Frank Vandemaele, retired veterinary expert, who worked for the United Nations in many developing countries in the world, writes in his third book “Estos Gringos son locos!” (The foreigners are crazy!) about the local brew in Ecuador in the 1950’s.
“… In the middle of the village, squat down in a small circle around an earthen jug, some old toothless women are putting corn-grain in their mouth. They look very serious and resigned with a cattle-like expression on their face. After chewing for a long time, they spit the disgusting porridge in the jug. Later water is added, and one leaves this ‘soup’ to ferment for a few days. This is how Tsjetsja is brewed, the local beer, a treat for the workers coming back from their work of the fields in the mountains.”
In a footnote the writer explains that Tsjetsja is in fact the daily beverage for everybody, and that the people of the Andes need the alcohol to kill the germs in the water, that is undrinkable. The chewing converts the starches into sugars, and wild yeast ferments the sugars into alcohol. Later in his book, he tells about the ever recurring joke of how new arriving foreigners are treated with a glass or cup of Tsjetsja, asked how they like this beer (good!), and then are showed how it is made.
The Sun Virgins in the INCA Culture.

In America prior to Christopher Columbus, corn was the main cereal, the basis of all human food. Beer, made from Corn, was not only the common beverage but was also used as a ritual offering to the Sun, their God.
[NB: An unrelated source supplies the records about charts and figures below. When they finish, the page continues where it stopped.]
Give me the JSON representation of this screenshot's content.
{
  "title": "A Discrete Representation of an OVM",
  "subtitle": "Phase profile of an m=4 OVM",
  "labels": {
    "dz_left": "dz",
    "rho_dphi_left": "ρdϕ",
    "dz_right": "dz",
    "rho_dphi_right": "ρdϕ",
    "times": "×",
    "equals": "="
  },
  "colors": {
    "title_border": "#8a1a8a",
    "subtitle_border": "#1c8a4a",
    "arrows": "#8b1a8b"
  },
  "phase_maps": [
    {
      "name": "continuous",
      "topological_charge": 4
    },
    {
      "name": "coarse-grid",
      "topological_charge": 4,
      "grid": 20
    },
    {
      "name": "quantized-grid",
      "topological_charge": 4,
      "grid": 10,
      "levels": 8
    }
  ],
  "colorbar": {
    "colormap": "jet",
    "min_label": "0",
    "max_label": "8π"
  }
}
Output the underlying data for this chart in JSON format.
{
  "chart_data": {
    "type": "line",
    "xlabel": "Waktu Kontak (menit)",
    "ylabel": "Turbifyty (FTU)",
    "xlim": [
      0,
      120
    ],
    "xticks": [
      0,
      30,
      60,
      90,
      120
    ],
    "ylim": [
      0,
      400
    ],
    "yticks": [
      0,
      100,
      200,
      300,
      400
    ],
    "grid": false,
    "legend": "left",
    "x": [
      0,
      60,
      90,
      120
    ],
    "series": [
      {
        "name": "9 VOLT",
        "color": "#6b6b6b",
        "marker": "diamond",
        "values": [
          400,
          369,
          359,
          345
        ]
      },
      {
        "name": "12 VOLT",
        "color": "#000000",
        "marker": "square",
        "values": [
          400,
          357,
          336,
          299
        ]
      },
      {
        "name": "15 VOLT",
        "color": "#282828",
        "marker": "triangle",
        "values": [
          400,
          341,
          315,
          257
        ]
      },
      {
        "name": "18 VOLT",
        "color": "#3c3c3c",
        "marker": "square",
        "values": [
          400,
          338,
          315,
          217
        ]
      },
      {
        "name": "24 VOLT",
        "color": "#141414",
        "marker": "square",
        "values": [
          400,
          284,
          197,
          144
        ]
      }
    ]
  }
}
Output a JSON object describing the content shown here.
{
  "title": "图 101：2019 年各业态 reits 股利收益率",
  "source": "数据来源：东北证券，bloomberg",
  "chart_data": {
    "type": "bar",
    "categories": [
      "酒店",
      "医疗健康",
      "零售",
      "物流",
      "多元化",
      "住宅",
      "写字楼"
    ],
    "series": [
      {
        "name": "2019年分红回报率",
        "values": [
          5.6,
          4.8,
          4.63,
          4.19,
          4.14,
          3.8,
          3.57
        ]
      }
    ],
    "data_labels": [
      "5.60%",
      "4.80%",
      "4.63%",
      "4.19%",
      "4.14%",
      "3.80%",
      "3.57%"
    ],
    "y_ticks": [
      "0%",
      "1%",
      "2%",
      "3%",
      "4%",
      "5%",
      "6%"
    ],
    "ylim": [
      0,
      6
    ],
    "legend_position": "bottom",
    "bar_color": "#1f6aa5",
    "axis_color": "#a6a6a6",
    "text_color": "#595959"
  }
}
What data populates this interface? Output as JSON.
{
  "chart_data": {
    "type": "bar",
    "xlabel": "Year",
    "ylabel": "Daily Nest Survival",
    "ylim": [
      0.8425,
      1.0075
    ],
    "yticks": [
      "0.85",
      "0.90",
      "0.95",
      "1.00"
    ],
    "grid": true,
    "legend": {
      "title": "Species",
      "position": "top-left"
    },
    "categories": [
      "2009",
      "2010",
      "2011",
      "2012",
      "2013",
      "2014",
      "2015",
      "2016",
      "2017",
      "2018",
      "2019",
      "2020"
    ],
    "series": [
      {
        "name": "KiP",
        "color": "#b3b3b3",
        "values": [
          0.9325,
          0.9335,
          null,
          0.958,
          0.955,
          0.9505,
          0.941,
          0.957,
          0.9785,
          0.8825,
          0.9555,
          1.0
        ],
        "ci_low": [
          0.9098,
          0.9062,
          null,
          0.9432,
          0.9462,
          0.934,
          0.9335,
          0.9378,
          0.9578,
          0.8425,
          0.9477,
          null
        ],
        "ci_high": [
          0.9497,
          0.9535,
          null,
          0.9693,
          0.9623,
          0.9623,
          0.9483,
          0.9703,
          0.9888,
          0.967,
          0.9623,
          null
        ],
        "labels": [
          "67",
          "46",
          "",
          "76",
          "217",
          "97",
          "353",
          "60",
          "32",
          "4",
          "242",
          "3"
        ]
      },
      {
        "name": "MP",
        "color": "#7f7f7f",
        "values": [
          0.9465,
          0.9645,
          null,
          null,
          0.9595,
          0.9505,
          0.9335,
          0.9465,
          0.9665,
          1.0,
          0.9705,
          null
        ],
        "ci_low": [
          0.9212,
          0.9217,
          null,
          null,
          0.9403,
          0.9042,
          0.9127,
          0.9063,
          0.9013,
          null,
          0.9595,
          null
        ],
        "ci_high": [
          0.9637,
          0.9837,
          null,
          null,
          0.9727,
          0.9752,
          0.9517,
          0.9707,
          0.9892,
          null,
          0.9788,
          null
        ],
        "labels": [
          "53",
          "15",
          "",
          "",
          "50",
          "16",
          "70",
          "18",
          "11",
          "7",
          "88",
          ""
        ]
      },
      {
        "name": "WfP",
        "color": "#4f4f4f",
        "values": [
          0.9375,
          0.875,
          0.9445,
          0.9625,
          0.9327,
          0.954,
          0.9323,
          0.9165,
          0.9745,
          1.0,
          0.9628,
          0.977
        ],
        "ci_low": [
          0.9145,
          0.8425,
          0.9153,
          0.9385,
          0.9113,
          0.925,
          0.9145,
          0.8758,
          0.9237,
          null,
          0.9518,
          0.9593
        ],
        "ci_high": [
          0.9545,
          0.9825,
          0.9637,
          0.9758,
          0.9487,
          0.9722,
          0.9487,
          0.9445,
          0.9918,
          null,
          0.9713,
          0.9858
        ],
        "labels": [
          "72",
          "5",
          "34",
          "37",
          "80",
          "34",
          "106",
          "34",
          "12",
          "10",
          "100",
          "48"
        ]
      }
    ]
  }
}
In the palace at lake Titicaca in Peru, virgins were responsible for part of the beer brewing process. They were entrusted with the task of chewing the corn before it was fermented. The enzymes from the saliva of these young women created the sugars. Today, in the Amazon, it is still the women that brew the beer. The girls at the Inca temple were called the “Sun Virgins”
These girls were in fact the slaves of the priests. When the priest didn’t like the girl anymore, or the beer she brewed, he could claim that her saliva was no longer strong enough, or that she had lost her virginity. Of course, he was in the perfect position to know that. The result was a very cruel death for the girl, when she was slaughtered and offered to the God, to whom the priests also offered beer at the same time. The priests liked beer and young women, and they believed that God could be pleased with the same.